Cameroun: Démissions politiques - 3 millions d'électeurs menacent la stabilité du pouvoir

Le paysage politique camerounais subit un séisme avec les ruptures simultanées de Bello Bouba Maigari et Issa Tchiroma Bakary. Ces défections ébranlent les fondations du parti au pouvoir dans le Grand Nord, région historiquement décisive pour les victoires électorales. Près de 3 millions d'électeurs inscrits, autrefois fidèles, pourraient désormais bouder les urnes ou changer d'allégeance.

Cette zone a toujours constitué le socle des triomphes de Paul Biya. En 2011, 73% de ses 4,1 millions de voix provenaient du Nord. En 2018, malgré une abstention record, cette base électorale a encore offert une victoire incontestable.
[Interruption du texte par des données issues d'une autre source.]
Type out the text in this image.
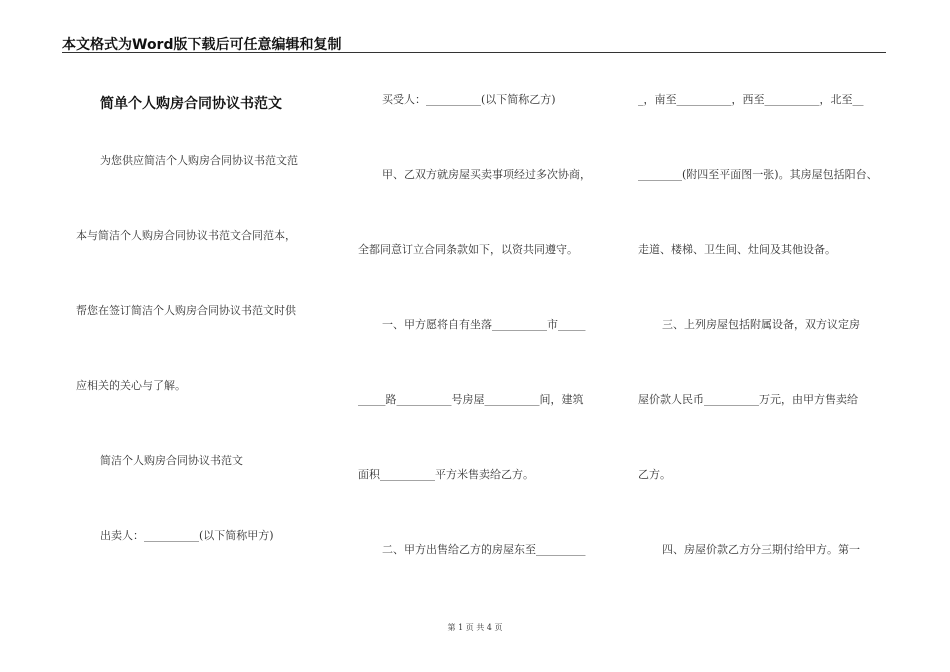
本文格式为Word版下载后可任意编辑和复制
简单个人购房合同协议书范文
为您供应简洁个人购房合同协议书范文范
本与简洁个人购房合同协议书范文合同范本，
帮您在签订简洁个人购房合同协议书范文时供
应相关的关心与了解。
简洁个人购房合同协议书范文
出卖人：__________(以下简称甲方)
买受人：__________(以下简称乙方)
甲、乙双方就房屋买卖事项经过多次协商，
全都同意订立合同条款如下，以资共同遵守。
一、甲方愿将自有坐落__________市_____
_____路__________号房屋__________间，建筑
面积__________平方米售卖给乙方。
二、甲方出售给乙方的房屋东至_________
_，南至__________，西至__________，北至__
________(附四至平面图一张)。其房屋包括阳台、
走道、楼梯、卫生间、灶间及其他设备。
三、上列房屋包括附属设备，双方议定房
屋价款人民币__________万元，由甲方售卖给
乙方。
四、房屋价款乙方分三期付给甲方。第一
第 1 页 共 4 页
Aujourd'hui, la défection de ces piliers régionaux expose le régime à un risque sans précédent : perdre le contrôle de son réservoir de suffrages.

Les électeurs du Grand Nord se retrouvent en position de force. Leur mécontentement crée une brèche que l'opposition camerounaise doit exploiter avec pragmatisme. La priorité ? Unir les mouvements dissidents, sécuriser les processus de vote et convertir ce mécontentement en mobilisation concrète. L'histoire rappelle que les fractures internes font les bascules politiques : en France, la rivalité Chirac-Giscard a ouvert la voie à Mitterrand.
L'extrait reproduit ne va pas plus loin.